OTIL: Moonwalking with Einstein

One Thing I Learned: Moonwalking with Einstein

Josh Foer’s investi-memoir about the world memory circuit, Moonwalking with Einstein, offers a few intriguing insights into how the mind works into its quick tour – a year in the life of a journalist who decides to give mental athletics a try, and surprises himself at how practical the mechanics of extreme memory are – and raises a few more possibilities that linger with me.

The core insight of the book is that memory is a function of how sticky an idea is to our human brains, or how sticky we make it. This might mean that if we want to recall something that the brain is naturally poor at – numbers, e.g. – we might try to associate that information with something the brain is uncannily good at – spatial recall being the biggest classic example. Hence, the “memory palace” is a physical space that one might mentally revisit, and try to code other information into what the brain already finds sticky in spatial terms. One mentally fills the rooms of one’s childhood home with those things that we don’t want to forget, and upon revisiting that space mentally, we find that the associations we’ve made between the childhood bedroom and the data in question is much stickier than the data in question would be on its own. Likewise, if we can manipulate the data, or code it, to resemble something much stickier to the mammalian brain – arrange that string of digits into some kind of lewd sex act, e.g. – we find that, however absurdly constructed the association is, it returns to us.

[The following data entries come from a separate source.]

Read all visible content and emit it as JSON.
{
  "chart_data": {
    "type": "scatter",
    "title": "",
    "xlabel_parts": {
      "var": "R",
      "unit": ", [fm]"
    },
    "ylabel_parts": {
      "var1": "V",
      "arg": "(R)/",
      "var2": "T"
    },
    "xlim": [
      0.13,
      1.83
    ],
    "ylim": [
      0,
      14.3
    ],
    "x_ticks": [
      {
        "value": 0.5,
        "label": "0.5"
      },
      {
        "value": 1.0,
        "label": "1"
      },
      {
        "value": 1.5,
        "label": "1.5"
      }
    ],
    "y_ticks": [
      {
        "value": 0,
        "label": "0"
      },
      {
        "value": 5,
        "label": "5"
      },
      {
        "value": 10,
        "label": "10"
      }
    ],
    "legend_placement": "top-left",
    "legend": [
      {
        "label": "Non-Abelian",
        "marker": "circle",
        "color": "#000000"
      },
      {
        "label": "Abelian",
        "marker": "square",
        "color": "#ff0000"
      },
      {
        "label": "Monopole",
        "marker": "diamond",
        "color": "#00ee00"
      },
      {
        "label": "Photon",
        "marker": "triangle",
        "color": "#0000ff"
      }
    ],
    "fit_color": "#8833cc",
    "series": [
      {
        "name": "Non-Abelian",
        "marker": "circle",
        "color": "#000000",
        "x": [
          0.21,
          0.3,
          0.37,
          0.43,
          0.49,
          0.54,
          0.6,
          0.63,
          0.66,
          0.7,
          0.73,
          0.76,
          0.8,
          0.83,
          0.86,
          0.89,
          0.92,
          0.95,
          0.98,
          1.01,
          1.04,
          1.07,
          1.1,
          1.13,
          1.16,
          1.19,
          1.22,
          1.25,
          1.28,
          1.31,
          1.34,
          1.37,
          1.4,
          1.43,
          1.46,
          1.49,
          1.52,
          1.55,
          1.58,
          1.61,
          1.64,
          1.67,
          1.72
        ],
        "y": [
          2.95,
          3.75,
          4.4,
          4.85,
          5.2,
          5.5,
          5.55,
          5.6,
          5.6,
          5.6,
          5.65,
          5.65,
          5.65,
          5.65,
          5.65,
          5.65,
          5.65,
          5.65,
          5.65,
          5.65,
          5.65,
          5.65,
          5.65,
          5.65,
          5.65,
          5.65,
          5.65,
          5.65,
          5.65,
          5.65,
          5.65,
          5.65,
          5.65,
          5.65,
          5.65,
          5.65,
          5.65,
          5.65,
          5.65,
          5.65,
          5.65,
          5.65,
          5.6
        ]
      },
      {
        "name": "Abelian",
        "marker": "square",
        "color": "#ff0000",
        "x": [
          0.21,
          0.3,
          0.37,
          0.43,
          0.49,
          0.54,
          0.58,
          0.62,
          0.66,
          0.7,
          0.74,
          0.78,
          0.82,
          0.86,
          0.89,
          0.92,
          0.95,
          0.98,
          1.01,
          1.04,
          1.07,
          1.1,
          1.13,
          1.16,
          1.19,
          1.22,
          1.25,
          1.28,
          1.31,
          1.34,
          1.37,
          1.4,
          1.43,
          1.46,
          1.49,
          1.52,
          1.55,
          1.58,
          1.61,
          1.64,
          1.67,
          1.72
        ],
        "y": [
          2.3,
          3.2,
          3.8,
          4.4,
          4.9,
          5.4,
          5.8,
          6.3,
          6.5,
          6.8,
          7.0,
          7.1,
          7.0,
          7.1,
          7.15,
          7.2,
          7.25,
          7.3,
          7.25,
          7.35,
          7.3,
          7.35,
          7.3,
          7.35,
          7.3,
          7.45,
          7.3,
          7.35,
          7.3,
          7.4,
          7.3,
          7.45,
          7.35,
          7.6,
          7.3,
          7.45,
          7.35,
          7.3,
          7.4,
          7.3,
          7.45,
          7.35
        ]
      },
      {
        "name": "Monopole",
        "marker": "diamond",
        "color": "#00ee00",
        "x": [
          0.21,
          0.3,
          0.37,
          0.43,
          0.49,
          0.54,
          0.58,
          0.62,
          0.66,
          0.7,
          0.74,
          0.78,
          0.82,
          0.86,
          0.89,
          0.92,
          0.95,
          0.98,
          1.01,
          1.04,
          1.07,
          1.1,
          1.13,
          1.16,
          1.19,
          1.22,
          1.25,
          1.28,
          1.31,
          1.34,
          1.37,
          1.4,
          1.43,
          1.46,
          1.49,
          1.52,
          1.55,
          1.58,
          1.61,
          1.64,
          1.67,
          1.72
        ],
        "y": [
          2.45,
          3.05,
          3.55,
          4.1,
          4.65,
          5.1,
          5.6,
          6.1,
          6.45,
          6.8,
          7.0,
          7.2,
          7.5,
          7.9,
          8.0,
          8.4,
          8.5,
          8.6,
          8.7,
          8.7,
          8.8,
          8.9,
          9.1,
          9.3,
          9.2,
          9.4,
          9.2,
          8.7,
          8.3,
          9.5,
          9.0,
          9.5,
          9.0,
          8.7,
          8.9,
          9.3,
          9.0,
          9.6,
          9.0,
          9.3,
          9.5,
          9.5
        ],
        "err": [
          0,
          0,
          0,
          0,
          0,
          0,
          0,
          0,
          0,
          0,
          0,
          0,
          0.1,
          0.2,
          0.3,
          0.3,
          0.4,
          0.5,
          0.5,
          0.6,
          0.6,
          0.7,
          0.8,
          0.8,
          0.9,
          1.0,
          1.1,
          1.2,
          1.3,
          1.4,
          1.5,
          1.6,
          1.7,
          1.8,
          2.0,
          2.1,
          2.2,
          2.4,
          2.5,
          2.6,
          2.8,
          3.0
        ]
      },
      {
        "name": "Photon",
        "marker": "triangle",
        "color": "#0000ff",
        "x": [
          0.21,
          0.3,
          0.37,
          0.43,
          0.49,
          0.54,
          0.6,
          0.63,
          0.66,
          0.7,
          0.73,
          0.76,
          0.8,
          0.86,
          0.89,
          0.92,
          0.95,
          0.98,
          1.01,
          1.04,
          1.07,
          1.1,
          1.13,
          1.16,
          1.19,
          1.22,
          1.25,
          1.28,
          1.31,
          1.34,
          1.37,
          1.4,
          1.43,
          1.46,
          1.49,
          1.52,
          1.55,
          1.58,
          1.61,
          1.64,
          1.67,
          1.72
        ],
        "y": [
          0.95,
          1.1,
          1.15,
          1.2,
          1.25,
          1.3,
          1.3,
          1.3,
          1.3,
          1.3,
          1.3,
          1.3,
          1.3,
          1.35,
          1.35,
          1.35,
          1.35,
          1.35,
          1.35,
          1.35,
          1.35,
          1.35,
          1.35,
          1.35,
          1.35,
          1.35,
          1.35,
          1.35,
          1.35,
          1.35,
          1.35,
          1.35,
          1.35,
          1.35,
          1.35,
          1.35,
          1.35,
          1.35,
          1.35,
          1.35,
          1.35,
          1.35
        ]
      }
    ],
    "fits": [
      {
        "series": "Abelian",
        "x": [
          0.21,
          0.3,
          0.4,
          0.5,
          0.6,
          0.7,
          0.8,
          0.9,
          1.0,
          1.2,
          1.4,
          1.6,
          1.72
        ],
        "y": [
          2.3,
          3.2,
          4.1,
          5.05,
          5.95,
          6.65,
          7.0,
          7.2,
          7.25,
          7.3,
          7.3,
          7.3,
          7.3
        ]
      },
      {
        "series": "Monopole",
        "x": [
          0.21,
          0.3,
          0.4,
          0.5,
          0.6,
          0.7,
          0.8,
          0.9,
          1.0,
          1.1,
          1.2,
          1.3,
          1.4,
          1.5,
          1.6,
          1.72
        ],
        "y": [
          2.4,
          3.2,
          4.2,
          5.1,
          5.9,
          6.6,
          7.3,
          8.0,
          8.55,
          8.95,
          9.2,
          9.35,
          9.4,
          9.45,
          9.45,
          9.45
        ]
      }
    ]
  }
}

[The second principle on which memory arts functions is chunking – that is, creatively assembling several pieces of data into a single datum, allowing us to store more and more inside what feels like a small number of things to remember. If, e.g., I ask you to remember the digit string 7-1-0-2, you can probably do that with some small attention. If I reverse those digits, though, and tell you to remember the year 2017, it’s a much simpler task.]

There is a recurrent theme about synaesthesia in the text that I find fascinating and unfathomed. A number of famous natural mnemonists describe their synaesthetic experiences – intuitively associating one sense with another, drawing relations between numbers and colors, colors and smells, smells and time. Those associations, in principle, starkly resemble what the trained mnemonist tries to manufacture – laboriously constructing associations between places and things, sounds and images, personages and concepts – so that the desired information has a web of mental associations constructed around it that would allow the multipolar mind to grasp it in some sixteen different ways.

This, to me, seems to resemble how all intelligence functions: by a thick bedding of associations, we integrate every dimension of a thing, some of which dimensions are just sticky enough for us to remember, and which lead eventually to the whole network. It is a rich attention that finds thirty different intuitive associations with the Habsburg monarchy, even if several of them are poetic nonsense. It is the densification of associative logic that allows one to reach insights across disciplines. The more interconnected our concepts, the more creatively we can deploy them.

Which brings me to generative AI, seeing as that’s on everyone’s minds these days. Like many, I’ve tinkered with the newest toys from OpenAI trying to find how they’re useful or threatening. And like many writers, it’s become apparent to me that generative AI is not currently in the running to be even a poor fiction writer. That might be intuitive when we consider how generative AI is constructed: it functions on algorithms that are trained to find the most probable construction of language and ideas in any context. That is, it takes gajillions of pieces of training data, and sifting between them, finds the most well-tread, overdone, tiresome path leading out of any possible prompt. It should be no surprise that generative AI is not yet capable of writing prose that entertains, because entertaining prose is not very probable. In response to any series of prompts, the chatbot still returns the most technically proficient, wooden, tiring recitation possible, by design. Its imagination is blinkered at every turn by what seems likelier: the prosaic or the magical.

Which leads me to an interesting query: if we want to train the next generative AI to be truly creative, should we not be systematically strengthening its associations between unlike concepts, disparate disciplines, the weird and the prosaic? And if we were to do so with deliberate intent over many probably nonsensical intermediate versions of the beast, might it not just learn to mimic a human imagination, but suggest to us things that we would tire long before imagining?

Though this technology, seemingly for now, rests in the hands of a technocratic class trying to maximize its profit potential, it would be very, very timely for artists to start trying to understand how they might lend their understanding of imaginative processes – the types of associations it thrives on and how they are selected for – to its development.